Hace cerca de un mes que la marquesa de Listomère bailó con un joven tan modesto como aturdido y que, lleno de buenas cualidades, solo deja ver sus defectos. Es apasionado y se burla de las pasiones; tiene talento y lo oculta; se hace el sabio entre los aristócratas y el aristócrata entre los sabios. Eugenio de Rastignac es una de esas sensatísimas personas que todo lo ensayan, y que parecen probar á los hombres para saber lo que pueden dar de sí. Mientras espera la edad de la ambición, de todos se burla; tiene gracia y originalidad, ambas á dos cualidades raras porque se excluyen una á otra. Sin premeditación de lograr favor alguno, conversó durante una media hora con la marquesa de Listomère divirtiéndose con los caprichos de una conversación que, habiendo principiado en la ópera «Guillermo Tell», vino á recaer en los deberes de las mujeres; miró más de una vez á la marquesa con intento de sofocarla, luego la dejó y no la habló más en toda la noche, bailó, se puso á jugar al ECARTÉ, perdió algún dinero y se fue á acostar. Bajo palabra de honor os afirmo que todo pasó de este modo; nada añado ni quito.
A la mañana siguiente, Rastignac se despertó tarde, y permaneció algún tiempo en cama, donde se entregó sin duda á alguno de esos ensueños matinales, durante los cuales un joven se desliza como un silfo bajo más de una cortina de seda, de cachemira ó de algodón. En esos momentos, cuanto más pesado por el sueño está el cuerpo, más ágil está el espíritu. Por fin Rastignac se levantó sin bostezar mucho, como hacen tantas personas mal educadas, llamó á su camarero, y mandó que le preparasen el té en medida desmedida, lo que no parecerá extraordinario á las personas á quienes guste el té; pero á fin de explicar esta circunstancia á aquellas que no la aceptan sino como la panacea de las indigestiones, añadiré que Eugenio escribía.
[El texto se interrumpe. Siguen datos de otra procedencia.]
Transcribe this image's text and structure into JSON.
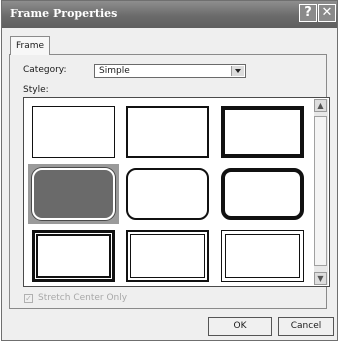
{
  "window": {
    "title": "Frame Properties",
    "help_glyph": "?",
    "close_glyph": "✕"
  },
  "tabs": [
    {
      "label": "Frame",
      "active": true
    }
  ],
  "category": {
    "label": "Category:",
    "value": "Simple"
  },
  "style": {
    "label": "Style:",
    "selected_index": 3,
    "items": [
      {
        "name": "thin-border-frame"
      },
      {
        "name": "medium-border-frame"
      },
      {
        "name": "thick-border-frame"
      },
      {
        "name": "rounded-gray-frame"
      },
      {
        "name": "rounded-medium-frame"
      },
      {
        "name": "rounded-thick-frame"
      },
      {
        "name": "double-line-frame"
      },
      {
        "name": "double-inset-frame"
      },
      {
        "name": "double-thin-frame"
      }
    ]
  },
  "scrollbar": {
    "up_glyph": "▲",
    "down_glyph": "▼"
  },
  "stretch_center": {
    "label": "Stretch Center Only",
    "checked": true,
    "enabled": false,
    "check_glyph": "✓"
  },
  "buttons": {
    "ok": "OK",
    "cancel": "Cancel"
  },
  "colors": {
    "selected_cell": "#9a9a9a",
    "frame_border": "#111111",
    "titlebar": "#6b6b6b"
  }
}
Estaba cómodamente sentado y, con frecuencia, tenía los pies más bien en el morillo del hogar que en su folgo. ¡Oh! tener los pies en la luciente barra que une los dos extremos del guarda ceniza y pensar en sus amores cuando uno se levanta y se halla en traje de mañana, es una cosa tan hermosa, que me pesa en el alma no tener querida, ni... ni traje de mañana. Pero cuando yo tenga todo eso no contaré mis observaciones, sino que me aprovecharé de ello.
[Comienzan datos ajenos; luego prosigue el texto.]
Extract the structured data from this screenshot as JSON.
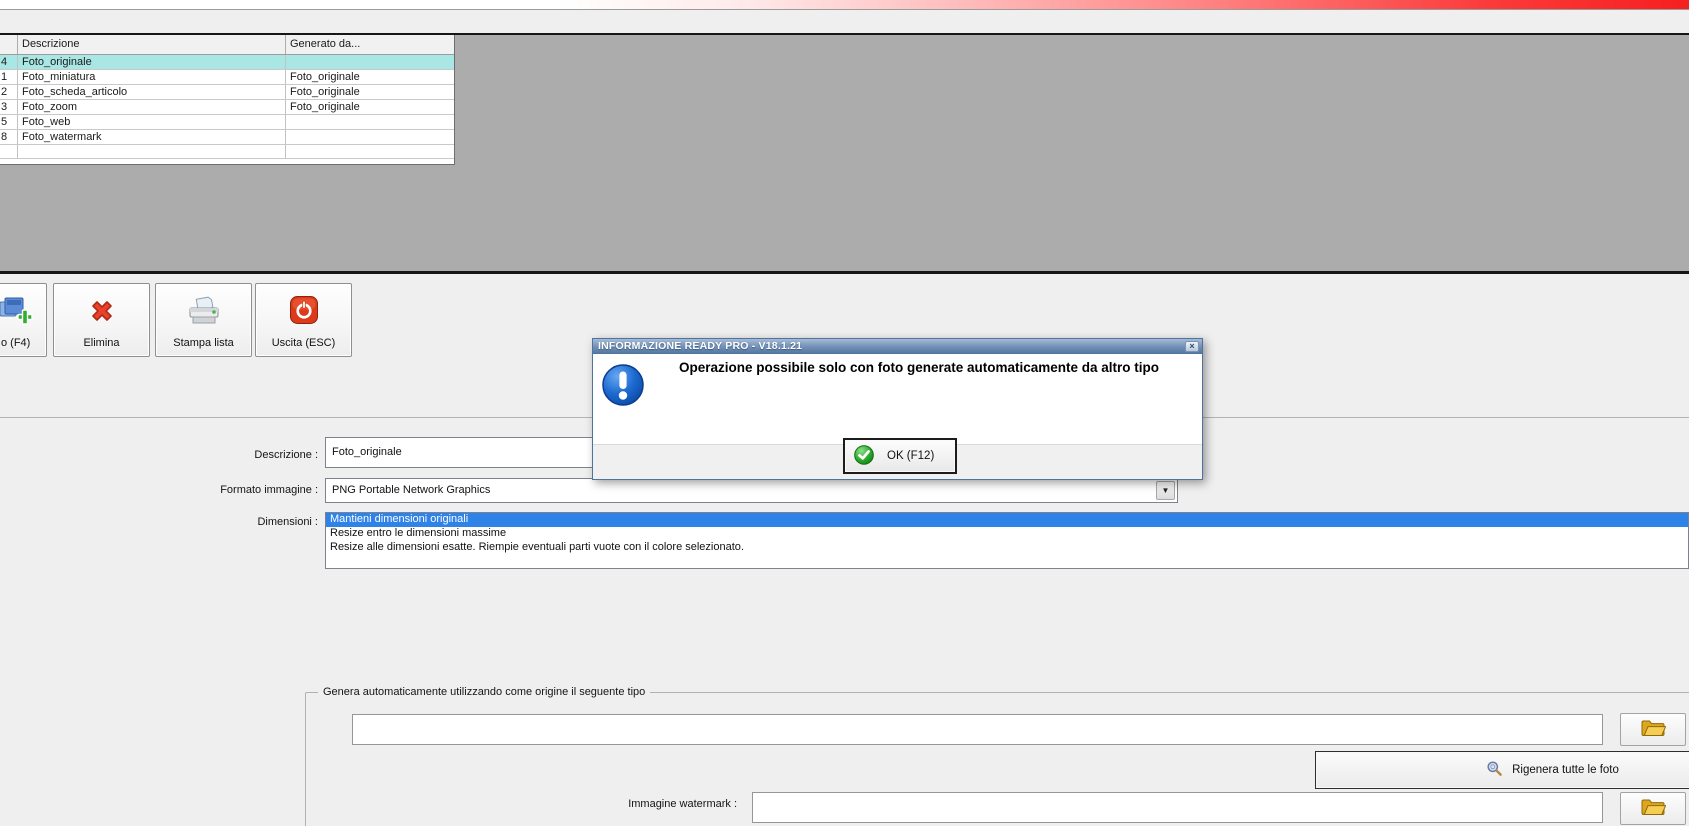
{
  "photo_types_table": {
    "headers": {
      "id": "",
      "descrizione": "Descrizione",
      "generato_da": "Generato da..."
    },
    "rows": [
      {
        "id": "4",
        "descrizione": "Foto_originale",
        "generato_da": "",
        "selected": true
      },
      {
        "id": "1",
        "descrizione": "Foto_miniatura",
        "generato_da": "Foto_originale"
      },
      {
        "id": "2",
        "descrizione": "Foto_scheda_articolo",
        "generato_da": "Foto_originale"
      },
      {
        "id": "3",
        "descrizione": "Foto_zoom",
        "generato_da": "Foto_originale"
      },
      {
        "id": "5",
        "descrizione": "Foto_web",
        "generato_da": ""
      },
      {
        "id": "8",
        "descrizione": "Foto_watermark",
        "generato_da": ""
      }
    ],
    "selected_row_color": "#a9e7e4"
  },
  "toolbar": {
    "new_label": "o (F4)",
    "delete_label": "Elimina",
    "print_label": "Stampa lista",
    "exit_label": "Uscita (ESC)"
  },
  "form": {
    "descrizione_label": "Descrizione :",
    "descrizione_value": "Foto_originale",
    "formato_label": "Formato immagine :",
    "formato_value": "PNG Portable Network Graphics",
    "dimensioni_label": "Dimensioni :",
    "dimensioni_options": [
      "Mantieni dimensioni originali",
      "Resize entro le dimensioni massime",
      "Resize alle dimensioni esatte. Riempie eventuali parti vuote con il colore selezionato."
    ],
    "dimensioni_selected_index": 0,
    "group_legend": "Genera automaticamente utilizzando come origine il seguente tipo",
    "origine_value": "",
    "rigenera_label": "Rigenera tutte le foto",
    "watermark_label": "Immagine watermark :",
    "watermark_value": ""
  },
  "dialog": {
    "title": "INFORMAZIONE READY PRO - V18.1.21",
    "message": "Operazione possibile solo con foto generate automaticamente da altro tipo",
    "ok_label": "OK (F12)"
  },
  "glyphs": {
    "close": "×",
    "combo_arrow": "▼"
  },
  "colors": {
    "selection_blue": "#2e82e8",
    "selected_row_cyan": "#a9e7e4",
    "titlebar_blue": "#6d8fb4",
    "accent_red": "#e8422c",
    "band_red": "#f71f1f"
  }
}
La primera carta que escribió Eugenio, la acabó en un cuarto de hora; la dobló, la cerró, sellándola, y la dejó delante de sí, sin ponerla dirección. La segunda carta, que empezó á las once, no la acabó hasta las doce; había llenado sus cuatro carillas.
—Me baila por la cabeza esta mujer, dijo doblando esta segunda epístola, que dejó ante sí, contando con ponerle la dirección después que hubiese terminado su ensueño involuntario. Cruzó los dos paños de su bata de dormir, dibujada con ramas; descansó sus pies sobre un taburete, introdujo sus manos en los bolsillos de su pantalón de cachemira encarnada y se sepultó en una preciosa poltrona con orejas, cuyo asiento y respaldar describían el confortante ángulo de ciento veinte grados. No tomó más té, y permaneció inmóvil, con los ojos fijos sobre la mano dorada que coronaba su pala, sin ver ni la mano ni el dorado; ni siquiera atizó el fuego: Falta inmensa. ¿No es un hermoso placer escarbar el fuego cuando se piensa en las mujeres? Nuestro espíritu hace hablar á las pequeñas lenguas azuladas que de continuo se desprenden y charlan en el hogar. Uno se cree interpretar el lenguaje poderoso y brusco de un bourguignon.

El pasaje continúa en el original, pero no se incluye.